The promising new IRS Whistleblower Program that Congress authorized in December 2006 is the subject of a long-anticipated GAO Report released this morning.
Disappointingly, the report raised, but did not attempt to answer, fundamental questions that will determine whether the IRS realizes the full potential of the new program in helping close the “tax gap”–or settles for a fraction of what it can accomplish.
Inspired by the dramatic successes of the False Claims Act in combating fraud against the government through rewarding whistleblowers, Sen. Charles Grassley spearheaded the effort to create the first meaningful IRS Whistleblower Program in 2006.
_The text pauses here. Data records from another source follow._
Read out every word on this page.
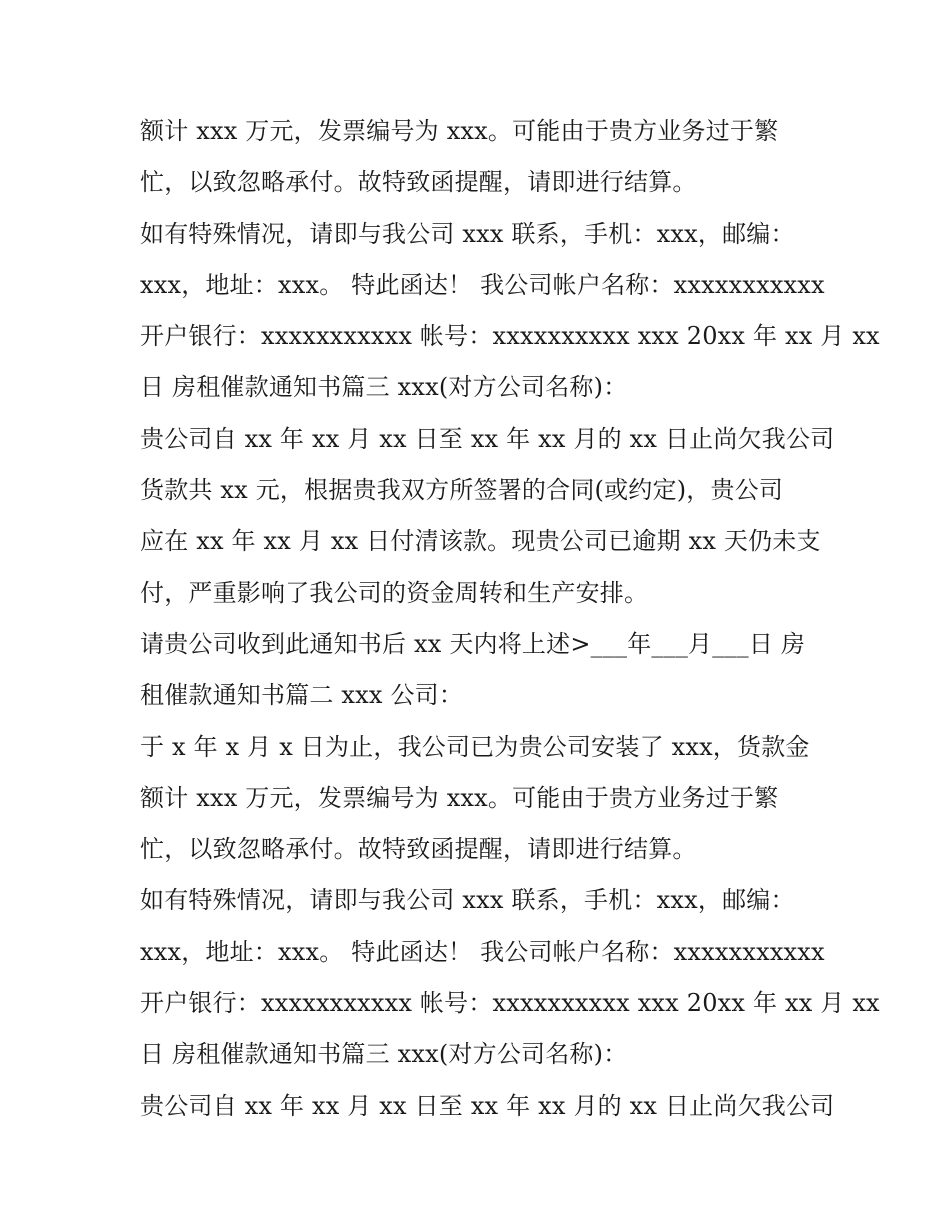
额计 xxx 万元，发票编号为 xxx。可能由于贵方业务过于繁
忙，以致忽略承付。故特致函提醒，请即进行结算。
如有特殊情况，请即与我公司 xxx 联系，手机：xxx，邮编：
xxx，地址：xxx。 特此函达！ 我公司帐户名称：xxxxxxxxxxx
开户银行：xxxxxxxxxxx 帐号：xxxxxxxxxx xxx 20xx 年 xx 月 xx
日 房租催款通知书篇三 xxx(对方公司名称)：
贵公司自 xx 年 xx 月 xx 日至 xx 年 xx 月的 xx 日止尚欠我公司
货款共 xx 元，根据贵我双方所签署的合同(或约定)，贵公司
应在 xx 年 xx 月 xx 日付清该款。现贵公司已逾期 xx 天仍未支
付，严重影响了我公司的资金周转和生产安排。
请贵公司收到此通知书后 xx 天内将上述>___年___月___日 房
租催款通知书篇二 xxx 公司：
于 x 年 x 月 x 日为止，我公司已为贵公司安装了 xxx，货款金
额计 xxx 万元，发票编号为 xxx。可能由于贵方业务过于繁
忙，以致忽略承付。故特致函提醒，请即进行结算。
如有特殊情况，请即与我公司 xxx 联系，手机：xxx，邮编：
xxx，地址：xxx。 特此函达！ 我公司帐户名称：xxxxxxxxxxx
开户银行：xxxxxxxxxxx 帐号：xxxxxxxxxx xxx 20xx 年 xx 月 xx
日 房租催款通知书篇三 xxx(对方公司名称)：
贵公司自 xx 年 xx 月 xx 日至 xx 年 xx 月的 xx 日止尚欠我公司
Relying on data showing that whistleblower information had already proved extremely effective for the IRS (four cents invested produced one dollar in recoveries), Congress doubled reward percentages and made awards mandatory for whistleblowers. A small but impressive staff came together to run the program through the first IRS Whistleblower Office, led by Director Steve Whitlock.
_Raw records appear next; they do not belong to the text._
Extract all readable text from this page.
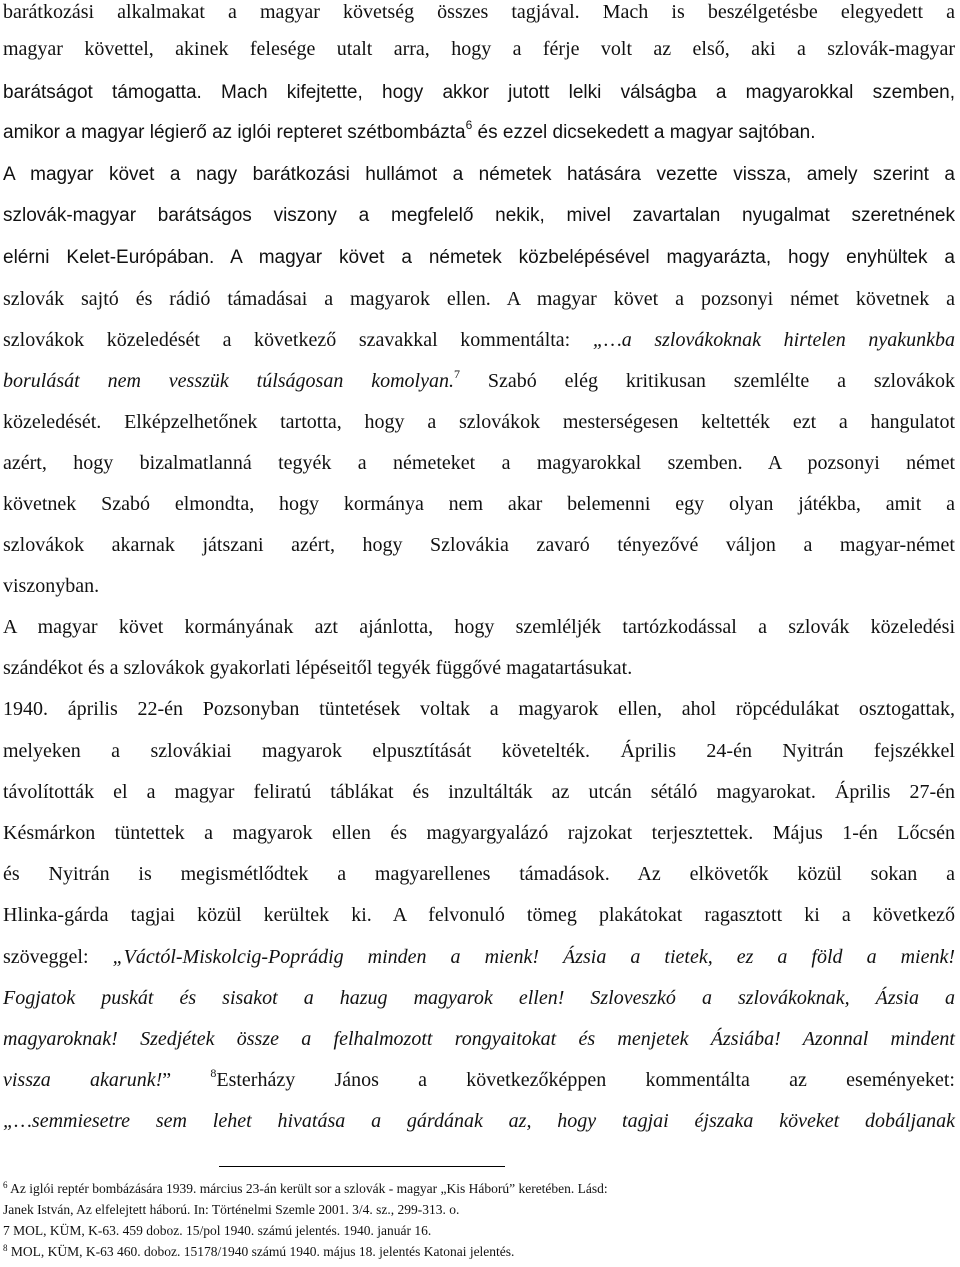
barátkozási alkalmakat a magyar követség összes tagjával. Mach is beszélgetésbe elegyedett a
magyar követtel, akinek felesége utalt arra, hogy a férje volt az első, aki a szlovák-magyar
barátságot támogatta. Mach kifejtette, hogy akkor jutott lelki válságba a magyarokkal szemben,
amikor a magyar légierő az iglói repteret szétbombázta$^6$ és ezzel dicsekedett a magyar sajtóban.
A magyar követ a nagy barátkozási hullámot a németek hatására vezette vissza, amely szerint a
szlovák-magyar barátságos viszony a megfelelő nekik, mivel zavartalan nyugalmat szeretnének
elérni Kelet-Európában. A magyar követ a németek közbelépésével magyarázta, hogy enyhültek a
szlovák sajtó és rádió támadásai a magyarok ellen. A magyar követ a pozsonyi német követnek a
szlovákok közeledését a következő szavakkal kommentálta: „…a szlovákoknak hirtelen nyakunkba
borulását nem vesszük túlságosan komolyan.$^7$ Szabó elég kritikusan szemlélte a szlovákok
közeledését. Elképzelhetőnek tartotta, hogy a szlovákok mesterségesen keltették ezt a hangulatot
azért, hogy bizalmatlanná tegyék a németeket a magyarokkal szemben. A pozsonyi német
követnek Szabó elmondta, hogy kormánya nem akar belemenni egy olyan játékba, amit a
szlovákok akarnak játszani azért, hogy Szlovákia zavaró tényezővé váljon a magyar-német
viszonyban.
A magyar követ kormányának azt ajánlotta, hogy szemléljék tartózkodással a szlovák közeledési
szándékot és a szlovákok gyakorlati lépéseitől tegyék függővé magatartásukat.
1940. április 22-én Pozsonyban tüntetések voltak a magyarok ellen, ahol röpcédulákat osztogattak,
melyeken a szlovákiai magyarok elpusztítását követelték. Április 24-én Nyitrán fejszékkel
távolították el a magyar feliratú táblákat és inzultálták az utcán sétáló magyarokat. Április 27-én
Késmárkon tüntettek a magyarok ellen és magyargyalázó rajzokat terjesztettek. Május 1-én Lőcsén
és Nyitrán is megismétlődtek a magyarellenes támadások. Az elkövetők közül sokan a
Hlinka-gárda tagjai közül kerültek ki. A felvonuló tömeg plakátokat ragasztott ki a következő
szöveggel: „Váctól-Miskolcig-Poprádig minden a mienk! Ázsia a tietek, ez a föld a mienk!
Fogjatok puskát és sisakot a hazug magyarok ellen! Szloveszkó a szlovákoknak, Ázsia a
magyaroknak! Szedjétek össze a felhalmozott rongyaitokat és menjetek Ázsiába! Azonnal mindent
vissza akarunk!” $^8$Esterházy János a következőképpen kommentálta az eseményeket:
„…semmiesetre sem lehet hivatása a gárdának az, hogy tagjai éjszaka köveket dobáljanak
$^6$ Az iglói reptér bombázására 1939. március 23-án került sor a szlovák - magyar „Kis Háború” keretében. Lásd:
Janek István, Az elfelejtett háború. In: Történelmi Szemle 2001. 3/4. sz., 299-313. o.
7 MOL, KÜM, K-63. 459 doboz. 15/pol 1940. számú jelentés. 1940. január 16.
$^8$ MOL, KÜM, K-63 460. doboz. 15178/1940 számú 1940. május 18. jelentés Katonai jelentés.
Unfortunately, some in the IRS resisted implementing Congress’ direction that the IRS expand the number and types of whistleblower claims that the IRS pursues, and are instead creating obstacles and delays that never existed before. Thus, Congress prompted GAO to inquire.
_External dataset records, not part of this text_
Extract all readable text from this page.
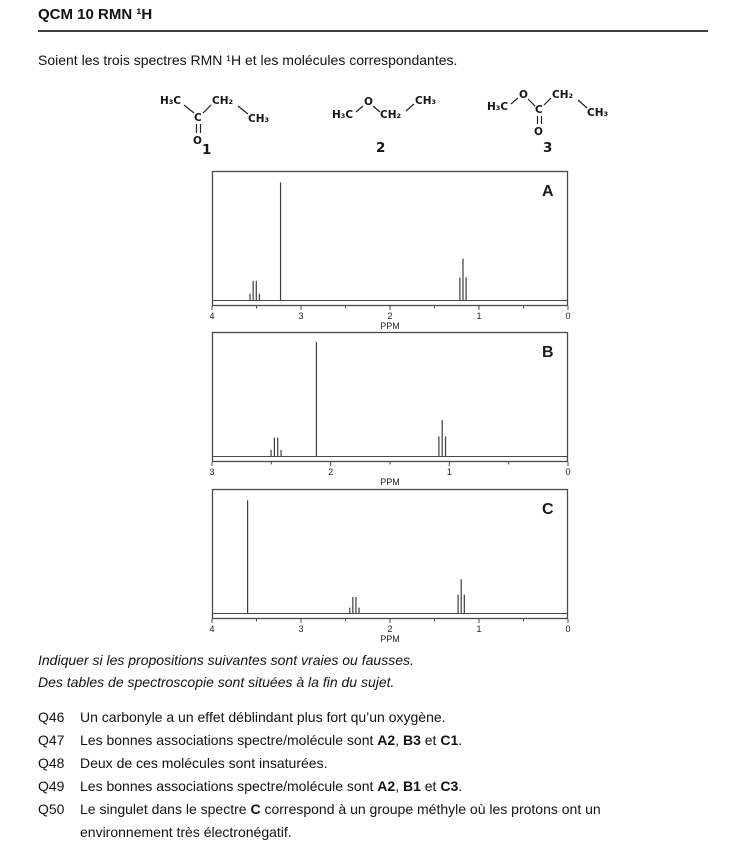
QCM 10 RMN ¹H
Soient les trois spectres RMN ¹H et les molécules correspondantes.
H₃C
C
O
CH₂
CH₃
1
H₃C
O
CH₂
CH₃
2
H₃C
O
C
O
CH₂
CH₃
3
A
4	3	2	1	0
PPM
B
3	2	1	0
PPM
C
4	3	2	1	0
PPM
Indiquer si les propositions suivantes sont vraies ou fausses.
Des tables de spectroscopie sont situées à la fin du sujet.
Q46	Un carbonyle a un effet déblindant plus fort qu’un oxygène.
Q47	Les bonnes associations spectre/molécule sont A2, B3 et C1.
Q48	Deux de ces molécules sont insaturées.
Q49	Les bonnes associations spectre/molécule sont A2, B1 et C3.
Q50	Le singulet dans le spectre C correspond à un groupe méthyle où les protons ont un environnement très électronégatif.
I was one of several attorneys whom GAO contacted, at the IRS Whistleblower Office’s suggestion, to discuss these issues. I spent considerable time in more than one interview discussing what has made the False Claims Act so successful, and how the IRS can achieve similar success. We shared our written comments to the IRS at its recent hearing on the IRS Whistleblower rules.
The essential elements of any successful whistleblower program start with predictable and meaningful rewards to whistleblowers that are not left to the government’s discretion. In addition, the success of the False Claims Act is in its “public-private partnership” model, which allows the government to leverage its scarce resources by working hand-in-hand with whistleblowers and their attorneys to address fraud. These principles translate to the IRS whistleblower claims process under existing law, and if needed Congress can tweak the privacy statute (26 U.S.C. section 6103) and still preserve appropriate taxpayer privacy.
GAO’s report touches on these fundamental questions, but leaves them unanswered. Instead, it focuses on what its title suggests: “TAX WHISTLEBLOWERS:
Incomplete Data Hinders IRS’s Ability to Manage Claim Processing Time and Enhance External Communication.”
With no offense to the report’s authors at GAO, better data collection by the IRS Whistleblower Office will not determine whether the next big tax fraud scheme remains undetected, or is exposed by a whistleblower. These fundamental principles underlying any successful whistleblower program must be incorporated, so that the IRS Whistleblower Office is empowered to do its job most effectively.